On peut s’orienter dans clinique avec cette conception de la jouissance et de l’objet. Par exemple, l’anorexie est une forme de jouissance de plus en plus importante dans notre monde, et qui, chose curieuse, dépend des cultures. On sait qu’il n’y a pas d’anorexie en Afrique. Ce n’est pas une cause culturelle, ce n’est pas une cause biologique, c’est une incidence d’un certain semblant phallique, d’un certain mode symbolique du langage dans le corps. Dans l’anorexie, nous voyons justement une autre sorte de difficulté, d’impossibilité, de se séparer de Das Ding , se séparer de la jouissance de l’Autre. D’habitude, c’est la mère du sujet anorexique, qui incarne cette figure de la jouissance de l’Autre. On trouve, presque toujours, la figure de la demande de la mère comme quelque chose d’impossible à satisfaire, quelque chose qui est là avant même que le sujet ne demande quelque chose, boucher la bouche avec la demande de l’Autre. Le sujet anorexique est le sujet qui répond à ce bouchon de l’Autre, comme le dira Lacan, en mettant dans sa bouche un manque. Ce n’est pas vrai que l’anorexique ne mange rien, dit-il, il mange « rien ». Il ne peut que manger un « rien », mettre un « rien » dans son corps, pour pouvoir se séparer du trop plein de la demande de l’Autre. C’est une façon différente de concevoir l’anorexie, c’est-à-dire comme une réponse, justement, de la jouissance du corps, face à cette impossibilité de se séparer de Das Ding .
En fait ce terme Das Ding est un terme, dans l’œuvre de Freud, utilisé pour parler de la jouissance située du côté de l’Autre. C’est pour cela que pour traiter de l’anorexie, la chose la plus importante c’est le rapport du sujet au symbole, c’est-à-dire le rapport du sujet au langage.
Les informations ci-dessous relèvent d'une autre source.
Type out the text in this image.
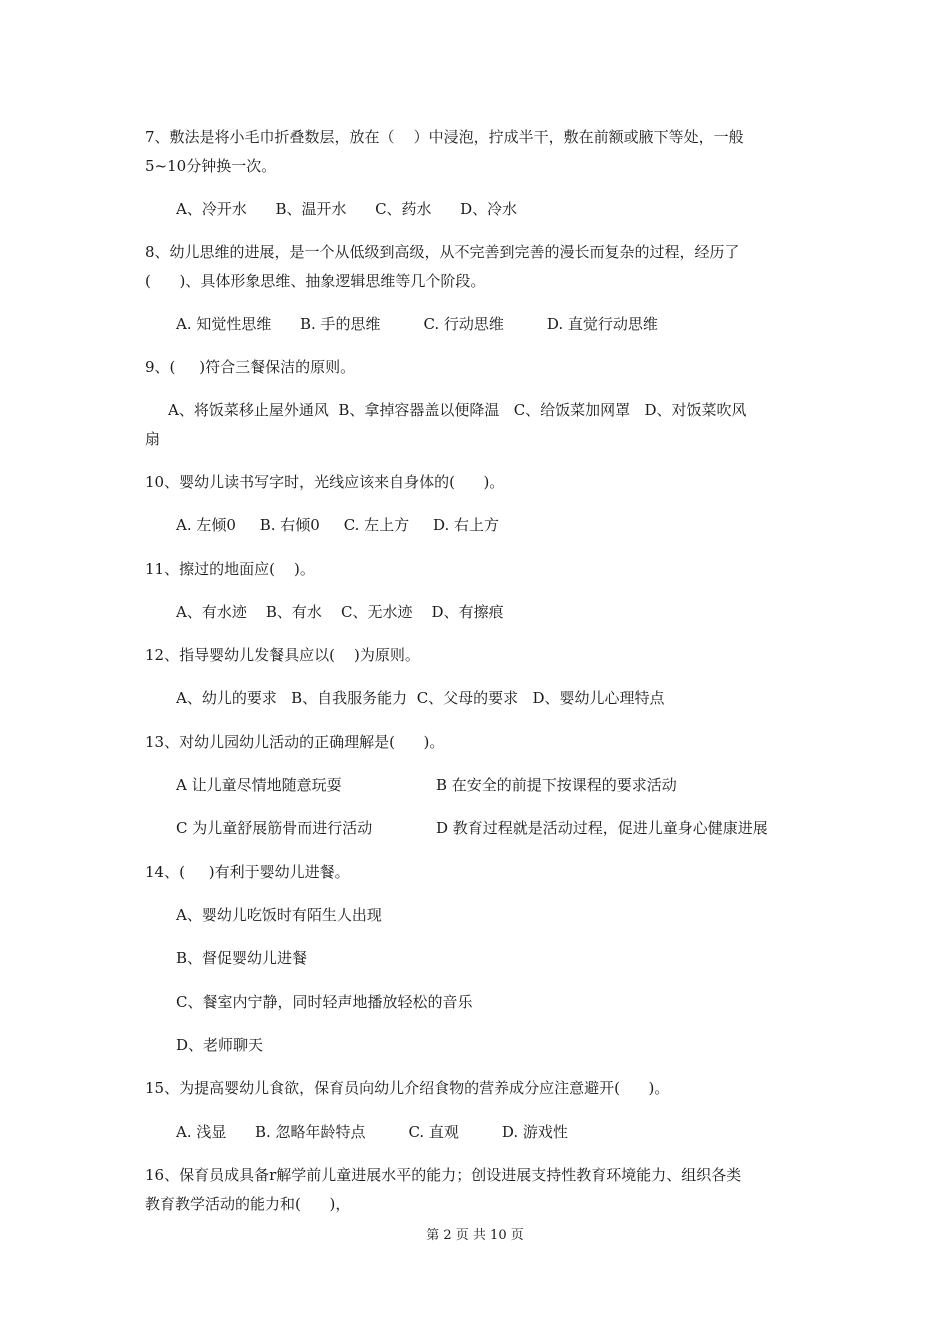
7、敷法是将小毛巾折叠数层，放在（    ）中浸泡，拧成半干，敷在前额或腋下等处，一般
5~10分钟换一次。
A、冷开水      B、温开水      C、药水      D、冷水
8、幼儿思维的进展，是一个从低级到高级，从不完善到完善的漫长而复杂的过程，经历了
(      )、具体形象思维、抽象逻辑思维等几个阶段。
A. 知觉性思维      B. 手的思维         C. 行动思维         D. 直觉行动思维
9、(     )符合三餐保洁的原则。
A、将饭菜移止屋外通风  B、拿掉容器盖以便降温   C、给饭菜加网罩   D、对饭菜吹风
扇
10、婴幼儿读书写字时，光线应该来自身体的(      )。
A. 左倾0     B. 右倾0     C. 左上方     D. 右上方
11、擦过的地面应(    )。
A、有水迹    B、有水    C、无水迹    D、有擦痕
12、指导婴幼儿发餐具应以(    )为原则。
A、幼儿的要求   B、自我服务能力  C、父母的要求   D、婴幼儿心理特点
13、对幼儿园幼儿活动的正确理解是(      )。
A 让儿童尽情地随意玩耍	B 在安全的前提下按课程的要求活动
C 为儿童舒展筋骨而进行活动	D 教育过程就是活动过程，促进儿童身心健康进展
14、(     )有利于婴幼儿进餐。
A、婴幼儿吃饭时有陌生人出现
B、督促婴幼儿进餐
C、餐室内宁静，同时轻声地播放轻松的音乐
D、老师聊天
15、为提高婴幼儿食欲，保育员向幼儿介绍食物的营养成分应注意避开(      )。
A. 浅显      B. 忽略年龄特点         C. 直观         D. 游戏性
16、保育员成具备r解学前儿童进展水平的能力；创设进展支持性教育环境能力、组织各类
教育教学活动的能力和(      )，
第 2 页 共 10 页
Comment est-ce que le sujet anorexique se rapporte-t-il aux signifiants de la demande de l’Autre ? Comment est-ce que, dans son histoire, il a répondu, d’une façon ou d’une autre aux demandes ? Ce n’est pas là seulement une question de corps, par dessus tout, ce n’est pas une question simplement organique, c’est une question de rapport aux signifiants du langage.
Une participante : L’anorexie, manger aussi, c’est aussi une jouissance, et, psychologiquement, les gens mangent leur bonheur…Ils en reçoivent une jouissance pour remplacer un autre bonheur…
M.B. : Ce qui est intéressant, c’est que nous ne mangeons pas d’objet réel, en fait. Nous mangeons toujours déjà des signifiants, des symboles. La nourriture n’est pas l’objet oral comme tel. C’est ce que Lacan dira dans son Séminaire , l’objet oral, ce sont des signifiants et quand on va dans un restaurant, on lit d’abord un menu et on doit voir le déchiffrement de ce menu par l’Autre, pour s’orienter dans cette satisfaction orale. C’est ensuite, qu’on mange une chose ou une autre. Bien sûr, c’est différent de manger des nouilles ou, en Italie, des spaghettis. Très tôt l’enfant commence à distinguer la nourriture à partir des signifiants et à partir d’une façon de demander. On voit que dans la pulsion orale, son objet, la façon d’en jouir, ce qui nous donne du bonheur, ce n’est pas l’objet comme tel, mais tout ce qui est autour de cet objet. Un bon repas, c’est un bon repas, bien sûr, mais c’est un bon repas du fait de ce qui entoure le bon repas. Tous les voiles tout ce qui va faire de cet objet, non pas un objet comme tel, mais un objet déjà symbolisé, c’est-à-dire mis dans la logique de semblant de la jouissance. J’insiste sur ce point parce que, ce que découvre la psychanalyse, c’est qu’en fait, on jouit des semblants. On ne jouit pas des objets réels, on jouit de la façon dont ces objets réels sont mis dans l’économie pulsionnelle de chaque sujet à partir d’un certain nombre de semblants. Donc, c’est vrai, si un repas nous donne du bonheur… J’insiste, ce n’est pas pour la nature de l’objet comme tel, de l’objet réel, mais pour ce qui fait de cet objet quelque chose apte à la jouissance.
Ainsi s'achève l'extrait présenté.